Eleven faculty members named AAAS Fellows
They join 205 of their Berkeley colleagues who are already members of the learned society
| 21 January 2009
BERKELEY — Eleven Berkeley faculty members have been named 2008 Fellows of the American Association for the Advancement of Science (AAAS), the world's largest general scientific society. They are among 486 new AAAS fellows named in the Dec. 19 issue of the organization's journal, Science. The honor, bestowed upon AAAS members by their peers, recognizes distinguished efforts to advance science or its applications.
With this announcement, Berkeley now boasts 216 AAAS fellows among its faculty.
The new fellows and their citations are:
Martin Banks, professor of optometry and vision science, for elucidating the operating characteristics of human vision and its development.
Steven Brenner, associate professor of plant and microbial biology, for computational biology research in the area of protein and structure classification, service to professional societies, co-founding of PLoS Computational Biology, teaching and committee work.

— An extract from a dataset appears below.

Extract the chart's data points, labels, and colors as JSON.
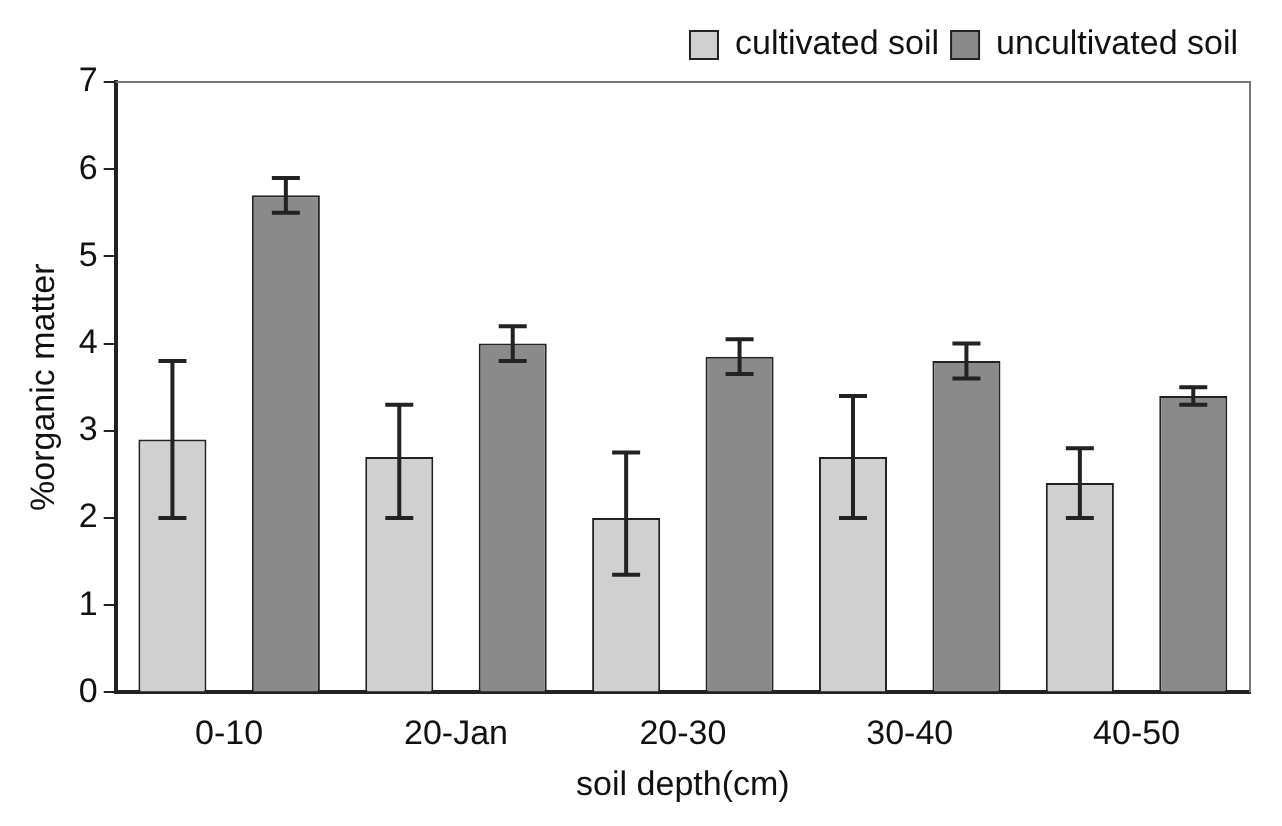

Jennifer Doudna, Howard Hughes Medical Institute Investigator and professor of molecular and cell biology, for breakthroughs in understanding RNA and RNP three-dimensional structure, including ribozymes, the signal recognition particle, and human ribosomal complexes.

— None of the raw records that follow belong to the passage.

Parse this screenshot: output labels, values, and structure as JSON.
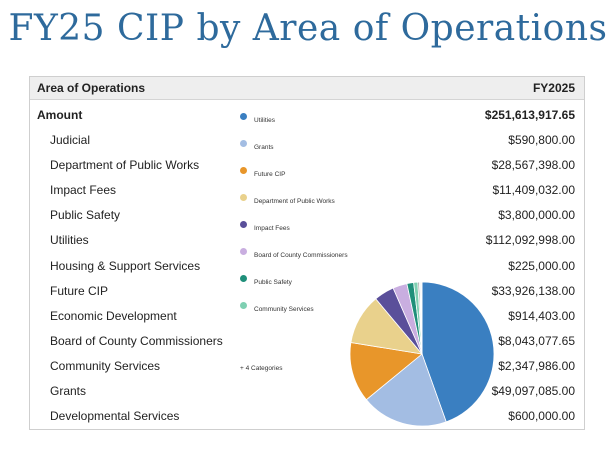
{
  "title": "FY25 CIP by Area of Operations",
  "table": {
    "col_left": "Area of Operations",
    "col_right": "FY2025",
    "total_label": "Amount",
    "total_value": "$251,613,917.65",
    "rows": [
      {
        "label": "Judicial",
        "value": "$590,800.00"
      },
      {
        "label": "Department of Public Works",
        "value": "$28,567,398.00"
      },
      {
        "label": "Impact Fees",
        "value": "$11,409,032.00"
      },
      {
        "label": "Public Safety",
        "value": "$3,800,000.00"
      },
      {
        "label": "Utilities",
        "value": "$112,092,998.00"
      },
      {
        "label": "Housing & Support Services",
        "value": "$225,000.00"
      },
      {
        "label": "Future CIP",
        "value": "$33,926,138.00"
      },
      {
        "label": "Economic Development",
        "value": "$914,403.00"
      },
      {
        "label": "Board of County Commissioners",
        "value": "$8,043,077.65"
      },
      {
        "label": "Community Services",
        "value": "$2,347,986.00"
      },
      {
        "label": "Grants",
        "value": "$49,097,085.00"
      },
      {
        "label": "Developmental Services",
        "value": "$600,000.00"
      }
    ]
  },
  "legend": {
    "items": [
      {
        "label": "Utilities",
        "color": "#3a7fc1"
      },
      {
        "label": "Grants",
        "color": "#a3bde3"
      },
      {
        "label": "Future CIP",
        "color": "#e8962a"
      },
      {
        "label": "Department of Public Works",
        "color": "#e9d18c"
      },
      {
        "label": "Impact Fees",
        "color": "#5a4f9a"
      },
      {
        "label": "Board of County Commissioners",
        "color": "#c9aee0"
      },
      {
        "label": "Public Safety",
        "color": "#1f8f7a"
      },
      {
        "label": "Community Services",
        "color": "#7fd0b2"
      }
    ],
    "more": "+ 4 Categories"
  },
  "chart_data": {
    "type": "pie",
    "title": "",
    "slices": [
      {
        "name": "Utilities",
        "value": 112092998.0,
        "color": "#3a7fc1"
      },
      {
        "name": "Grants",
        "value": 49097085.0,
        "color": "#a3bde3"
      },
      {
        "name": "Future CIP",
        "value": 33926138.0,
        "color": "#e8962a"
      },
      {
        "name": "Department of Public Works",
        "value": 28567398.0,
        "color": "#e9d18c"
      },
      {
        "name": "Impact Fees",
        "value": 11409032.0,
        "color": "#5a4f9a"
      },
      {
        "name": "Board of County Commissioners",
        "value": 8043077.65,
        "color": "#c9aee0"
      },
      {
        "name": "Public Safety",
        "value": 3800000.0,
        "color": "#1f8f7a"
      },
      {
        "name": "Community Services",
        "value": 2347986.0,
        "color": "#7fd0b2"
      },
      {
        "name": "Economic Development",
        "value": 914403.0,
        "color": "#9a9a9a"
      },
      {
        "name": "Developmental Services",
        "value": 600000.0,
        "color": "#b5b5b5"
      },
      {
        "name": "Judicial",
        "value": 590800.0,
        "color": "#cfcfcf"
      },
      {
        "name": "Housing & Support Services",
        "value": 225000.0,
        "color": "#dddddd"
      }
    ]
  }
}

Graham Fleming, professor of chemistry, for his sustained and exquisite contributions to the study of ultrafast interactions among molecules in liquids, solids, and solutions.
Louise Fortmann, professor of society and environment, for distinguished contributions to research on agroforestry and ecological systems through the field of rural sociology, including research improving successful collaboration between professional scientists and public communities.

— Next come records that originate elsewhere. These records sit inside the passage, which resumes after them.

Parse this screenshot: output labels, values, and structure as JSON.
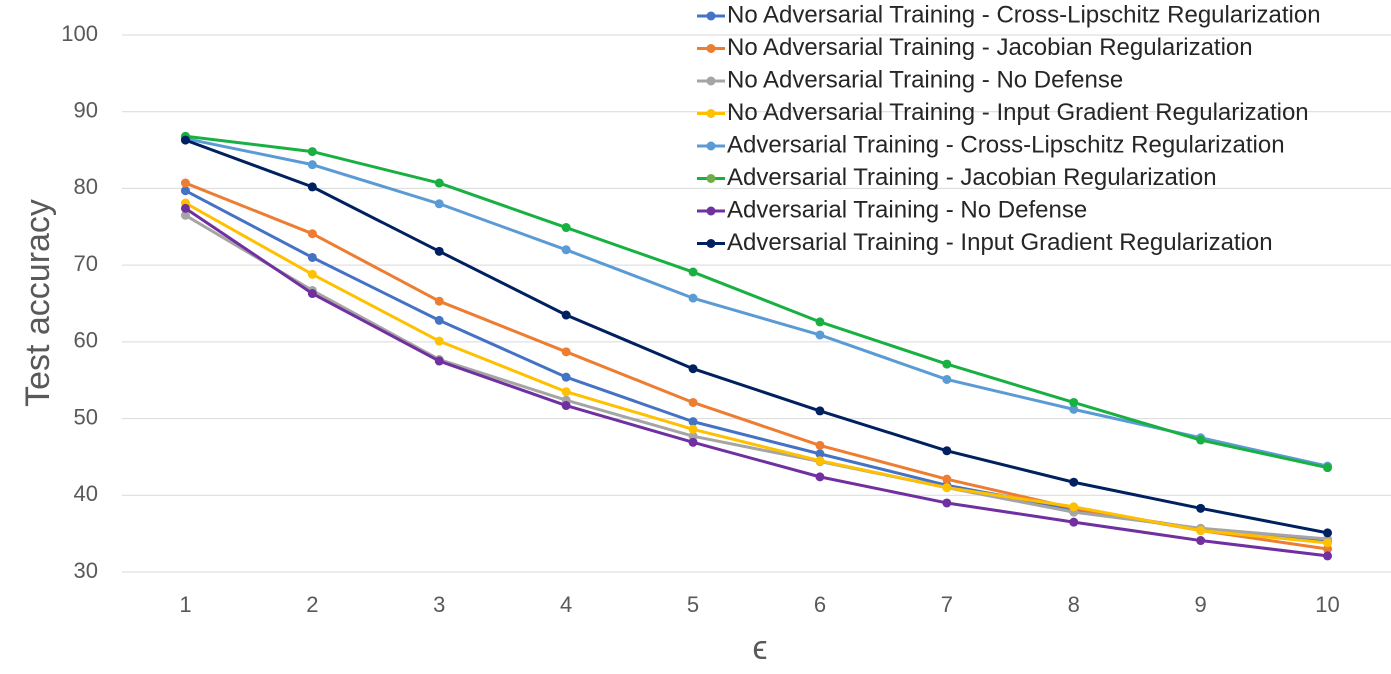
{
  "chart_data": {
    "type": "line",
    "title": "",
    "xlabel": "ϵ",
    "ylabel": "Test accuracy",
    "x": [
      1,
      2,
      3,
      4,
      5,
      6,
      7,
      8,
      9,
      10
    ],
    "ylim": [
      30,
      100
    ],
    "yticks": [
      30,
      40,
      50,
      60,
      70,
      80,
      90,
      100
    ],
    "grid": "horizontal",
    "legend_position": "top-right",
    "series": [
      {
        "name": "No Adversarial Training - Cross-Lipschitz Regularization",
        "color": "#4472C4",
        "values": [
          79.7,
          71.0,
          62.8,
          55.4,
          49.6,
          45.4,
          41.3,
          38.2,
          35.6,
          34.1
        ]
      },
      {
        "name": "No Adversarial Training - Jacobian Regularization",
        "color": "#ED7D31",
        "values": [
          80.7,
          74.1,
          65.3,
          58.7,
          52.1,
          46.5,
          42.1,
          38.3,
          35.4,
          33.0
        ]
      },
      {
        "name": "No Adversarial Training - No Defense",
        "color": "#A5A5A5",
        "values": [
          76.5,
          66.7,
          57.7,
          52.4,
          47.7,
          44.4,
          41.0,
          37.8,
          35.7,
          34.3
        ]
      },
      {
        "name": "No Adversarial Training - Input Gradient Regularization",
        "color": "#FFC000",
        "values": [
          78.1,
          68.8,
          60.1,
          53.5,
          48.6,
          44.5,
          41.0,
          38.5,
          35.4,
          33.8
        ]
      },
      {
        "name": "Adversarial Training - Cross-Lipschitz Regularization",
        "color": "#5B9BD5",
        "values": [
          86.5,
          83.1,
          78.0,
          72.0,
          65.7,
          60.9,
          55.1,
          51.2,
          47.5,
          43.8
        ]
      },
      {
        "name": "Adversarial Training - Jacobian Regularization",
        "color": "#18B040",
        "values": [
          86.8,
          84.8,
          80.7,
          74.9,
          69.1,
          62.6,
          57.1,
          52.1,
          47.2,
          43.6
        ]
      },
      {
        "name": "Adversarial Training - No Defense",
        "color": "#7030A0",
        "values": [
          77.4,
          66.3,
          57.5,
          51.7,
          46.9,
          42.4,
          39.0,
          36.5,
          34.1,
          32.1
        ]
      },
      {
        "name": "Adversarial Training - Input Gradient Regularization",
        "color": "#002060",
        "values": [
          86.3,
          80.2,
          71.8,
          63.5,
          56.5,
          51.0,
          45.8,
          41.7,
          38.3,
          35.1
        ]
      }
    ],
    "legend_marker_colors": [
      "#4472C4",
      "#ED7D31",
      "#A5A5A5",
      "#FFC000",
      "#5B9BD5",
      "#70AD47",
      "#7030A0",
      "#002060"
    ]
  }
}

Susan Marqusee, professor of molecular and cell biology, for distinguished contributions to the fields of structural biology and biophysical chemistry, particularly protein folding, dynamics, and design.
Barbara Meyer, Howard Hughes Medical Institute Investigator and professor of molecular and cell biology, for important contributions that deciphered molecular underpinnings of sex determination and dosage compensation, and mechanisms of meiotic chromosome segregation in meiosis in Caenorhabditis elegans.
Nipam Patel, professor of molecular and cell biology, for distinguished contributions to dissecting the evolution of development, particularly with regard to the arthropod body plan and appendage identity.
Elizabeth Theil, adjunct professor of nutritional sciences and toxicology, for pioneering contributions to bioinorganic and nucleic-acid chemistry that changed accepted views, particularly for iron and oxygen in ferritin protein nanocages and mRNA regulation.
Bin Yu, professor of statistics and of electrical engineering and computer sciences, for distinguished theoretical contributions in statistics and machine learning and important engineering-science applications, and for fostering and initiating interdisciplinary work in China and the United States.
Xiang Zhang, professor of mechanical engineering and director of the National Science Foundation Nanoscale Science and Engineering Center, for the first groundbreaking demonstration ofthe optical superlens, seminal contributions to metamaterials science and nanophotonics, and pioneering work in the field of plasmonic lithography.
The AAAS will present the new fellows with a gold-and-blue-rosette pin and an official certificate on Feb. 14 at the society's annual meeting in Chicago.